You might have read reports from some cybersecurity “experts” that AI-powered cyber-attacks already exist and that they’re a threat we should be worried about. They paint a picture of futuristic Skynet-esque programs with the ability to intuitively understand their environment and adapt behaviors to outwit both automated cyber-defense measures and humans alike. Luckily, such reports are simply an attempt to market cybersecurity products through fearmongering.
Misconceptions around AI-powered malware are primarily fuelled by ignorance of what AI, or more accurately machine learning, is capable of. They assume that current machine learning techniques can be used to recreate human-level creativity and decision logic. This is the stuff of science fiction.
Let us contemplate, for a moment, how AI-powered malware might be created using current machine learning techniques. When considering current mechanisms, reinforcement learning seems the obvious choice for creating a program (agent) that can automate steps in a cyber-attack. Reinforcement learning can easily be used to train agents to perform actions (moving or copying files, launching executables, altering registry values, etc.) based on observations (information about the file system, processes, registry entries, etc.) from a target system.
The problem formulation is similar to that of creating an agent capable of playing an old-school text adventure. Agents in this scenario would be trained against pre-configured systems that contain vulnerabilities, security holes or misconfigurations typically encountered during red teaming or penetration testing operations. These would be designed to perform one – or several – steps in a typical cyber-attack chain, such as lateral movement, persistence, reconnaissance, privilege escalation or data exfiltration. The tools required to pull all of this off already exist.
However, for those planning on building their own AI-based attack tools in this manner, know that there are some caveats. Reinforcement learning models typically need to train for millions of steps before they converge on a good policy. In our described scenario, each step would involve running commands on an actual machine (or virtual machine) that would need to be spun up and configured for each episode. This means it would likely take weeks or even months and a lot of computing resources to train an agent, even if the process were parallelized.
“Misconceptions around AI-powered malware are primarily fuelled by ignorance of what AI, or more accurately machine learning, is capable of”

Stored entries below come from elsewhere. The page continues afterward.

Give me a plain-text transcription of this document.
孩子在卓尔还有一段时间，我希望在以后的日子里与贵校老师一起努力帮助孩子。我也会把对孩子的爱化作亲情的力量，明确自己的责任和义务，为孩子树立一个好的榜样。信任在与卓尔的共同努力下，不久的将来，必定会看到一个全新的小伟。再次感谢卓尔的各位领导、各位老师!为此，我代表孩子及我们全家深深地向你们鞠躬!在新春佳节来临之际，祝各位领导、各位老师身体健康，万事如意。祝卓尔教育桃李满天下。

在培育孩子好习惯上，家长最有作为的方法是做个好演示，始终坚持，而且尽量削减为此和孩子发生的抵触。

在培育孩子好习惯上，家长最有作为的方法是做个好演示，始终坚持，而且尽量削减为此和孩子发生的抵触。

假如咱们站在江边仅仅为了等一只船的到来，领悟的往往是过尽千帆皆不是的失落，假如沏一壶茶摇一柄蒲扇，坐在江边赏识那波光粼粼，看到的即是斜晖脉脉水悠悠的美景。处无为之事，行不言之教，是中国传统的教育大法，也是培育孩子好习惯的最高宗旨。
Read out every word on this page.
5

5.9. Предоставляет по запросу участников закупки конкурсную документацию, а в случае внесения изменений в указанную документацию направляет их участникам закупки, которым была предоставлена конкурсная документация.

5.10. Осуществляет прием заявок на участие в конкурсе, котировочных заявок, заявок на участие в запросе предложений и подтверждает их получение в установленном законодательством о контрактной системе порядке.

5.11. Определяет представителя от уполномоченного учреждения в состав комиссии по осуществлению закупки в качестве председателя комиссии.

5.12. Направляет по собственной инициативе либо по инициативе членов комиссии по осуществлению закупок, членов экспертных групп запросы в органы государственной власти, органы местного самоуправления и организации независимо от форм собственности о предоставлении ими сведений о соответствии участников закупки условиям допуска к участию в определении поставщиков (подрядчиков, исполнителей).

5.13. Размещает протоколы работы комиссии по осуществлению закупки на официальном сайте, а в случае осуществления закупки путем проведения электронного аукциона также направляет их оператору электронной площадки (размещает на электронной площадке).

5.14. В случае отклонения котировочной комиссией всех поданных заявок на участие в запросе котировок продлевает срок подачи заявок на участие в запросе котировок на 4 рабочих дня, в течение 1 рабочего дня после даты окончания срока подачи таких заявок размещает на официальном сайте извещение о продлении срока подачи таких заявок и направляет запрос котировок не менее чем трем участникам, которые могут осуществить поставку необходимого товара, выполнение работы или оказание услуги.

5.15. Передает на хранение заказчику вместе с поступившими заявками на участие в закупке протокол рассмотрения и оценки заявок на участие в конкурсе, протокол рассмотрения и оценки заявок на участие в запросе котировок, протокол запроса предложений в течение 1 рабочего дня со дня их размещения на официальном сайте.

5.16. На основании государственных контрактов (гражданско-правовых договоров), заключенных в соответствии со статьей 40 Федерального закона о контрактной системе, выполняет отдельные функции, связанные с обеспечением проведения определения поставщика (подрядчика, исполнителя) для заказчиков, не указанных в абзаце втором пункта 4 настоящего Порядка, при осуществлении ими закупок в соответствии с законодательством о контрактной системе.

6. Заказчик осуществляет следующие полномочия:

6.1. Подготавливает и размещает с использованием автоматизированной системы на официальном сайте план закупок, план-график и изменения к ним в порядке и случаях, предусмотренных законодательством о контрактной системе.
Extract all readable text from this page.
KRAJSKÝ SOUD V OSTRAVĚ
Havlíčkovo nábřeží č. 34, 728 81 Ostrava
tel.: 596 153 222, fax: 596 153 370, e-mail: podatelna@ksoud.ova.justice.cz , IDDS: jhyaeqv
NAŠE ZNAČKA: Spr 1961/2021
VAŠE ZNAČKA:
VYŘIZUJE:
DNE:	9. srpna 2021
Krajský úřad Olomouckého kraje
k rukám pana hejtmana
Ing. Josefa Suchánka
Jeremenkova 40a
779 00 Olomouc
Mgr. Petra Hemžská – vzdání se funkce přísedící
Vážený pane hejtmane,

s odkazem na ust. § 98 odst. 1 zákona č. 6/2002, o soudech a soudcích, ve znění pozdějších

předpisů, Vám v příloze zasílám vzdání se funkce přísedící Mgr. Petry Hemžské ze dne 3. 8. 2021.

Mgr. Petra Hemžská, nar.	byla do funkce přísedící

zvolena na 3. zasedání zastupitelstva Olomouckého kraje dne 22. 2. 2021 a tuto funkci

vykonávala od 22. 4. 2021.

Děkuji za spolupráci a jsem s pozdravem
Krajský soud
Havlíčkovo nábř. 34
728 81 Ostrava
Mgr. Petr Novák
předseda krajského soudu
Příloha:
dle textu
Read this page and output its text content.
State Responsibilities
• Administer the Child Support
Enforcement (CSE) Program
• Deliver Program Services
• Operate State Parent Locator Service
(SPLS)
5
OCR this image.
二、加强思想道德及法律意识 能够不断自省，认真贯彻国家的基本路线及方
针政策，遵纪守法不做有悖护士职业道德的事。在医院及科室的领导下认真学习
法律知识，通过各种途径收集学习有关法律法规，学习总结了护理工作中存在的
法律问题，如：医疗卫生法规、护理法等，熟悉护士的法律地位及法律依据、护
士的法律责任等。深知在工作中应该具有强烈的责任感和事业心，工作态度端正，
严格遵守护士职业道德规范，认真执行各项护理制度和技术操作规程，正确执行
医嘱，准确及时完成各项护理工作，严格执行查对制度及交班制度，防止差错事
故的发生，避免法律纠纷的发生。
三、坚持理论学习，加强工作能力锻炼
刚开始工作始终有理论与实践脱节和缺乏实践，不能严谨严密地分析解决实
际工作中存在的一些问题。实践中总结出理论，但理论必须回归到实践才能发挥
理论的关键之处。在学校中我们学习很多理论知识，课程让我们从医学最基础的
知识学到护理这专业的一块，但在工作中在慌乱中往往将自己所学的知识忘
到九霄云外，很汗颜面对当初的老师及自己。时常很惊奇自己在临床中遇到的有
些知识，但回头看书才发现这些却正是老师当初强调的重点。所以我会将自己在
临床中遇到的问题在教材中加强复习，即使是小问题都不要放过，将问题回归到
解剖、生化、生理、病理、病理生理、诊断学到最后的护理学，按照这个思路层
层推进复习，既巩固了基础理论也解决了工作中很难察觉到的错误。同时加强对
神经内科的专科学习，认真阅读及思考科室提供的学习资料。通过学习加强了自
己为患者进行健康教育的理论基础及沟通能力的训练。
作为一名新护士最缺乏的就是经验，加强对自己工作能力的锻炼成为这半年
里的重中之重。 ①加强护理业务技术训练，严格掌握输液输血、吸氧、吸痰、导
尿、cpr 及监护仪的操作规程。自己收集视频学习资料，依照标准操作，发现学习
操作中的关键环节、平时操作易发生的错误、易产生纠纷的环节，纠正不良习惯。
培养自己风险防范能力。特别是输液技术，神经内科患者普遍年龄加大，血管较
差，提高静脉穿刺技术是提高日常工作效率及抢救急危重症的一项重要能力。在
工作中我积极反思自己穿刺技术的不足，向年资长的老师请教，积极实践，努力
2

Also, an attack tool created in this manner would likely only be as good as the scenarios it was trained on. Given the current state of reinforcement learning, the tool may also need some domain knowledge built into it, and such a tool would not be able to adapt to more challenging scenarios or discover novel attacks. To build a tool capable of generalizing and discovering novel attack scenarios, one would need to implement an agent capable of utilizing byte-level observations and generating arbitrary commands using only characters as building blocks. This is something that would require new innovations in the reinforcement learning space, or perhaps an entirely different approach.
A tool created in the manner outlined would be able to execute sequences of actions very quickly. It would probably complete attack goals faster than an organization could manually or automatically respond to alerts from an intrusion detection system. However, such a tool probably wouldn’t be all that stealthy. As such, it would be well-suited for use against weak targets – organizations that have not yet implemented commonly recommended cybersecurity measures and that may have left security holes or vulnerabilities in their infrastructure. If used against such targets, attackers could let the tool automate simple actions while they themselves manually focus on more difficult tasks. Such automated attack tools would also be ideal for an adversary who wishes to compromise numerous weak targets in a very short amount of time.
Although the automation of attack steps would be useful for cyber-criminals (such as those responsible for corporate ransomware attacks), given the resources required, it is much more likely that a nation-state would be the first to develop such a tool.
Since the first AI-powered malware will probably only exploit common security flaws and misconfigurations, organizations must already be able to defend against this threat by simply plugging holes in their infrastructure. In addition to basic cyber hygiene and timely patching of vulnerabilities, red teaming exercises and penetration tests can be used to identify additional problems to be fixed. There should be plenty of time to do this – continuous machine learning (that would be needed to create agents that can adapt and learn as they go), and one-shot learning (so as not to require millions of examples for training) techniques are still in their infancy, especially in the field of reinforcement learning.
At the end of the day, developing an understanding of what machine learning means and how cyber-attacks are performed will allow you to shrug off any fictitious ramblings you might read about AI-powered cyber-attacks.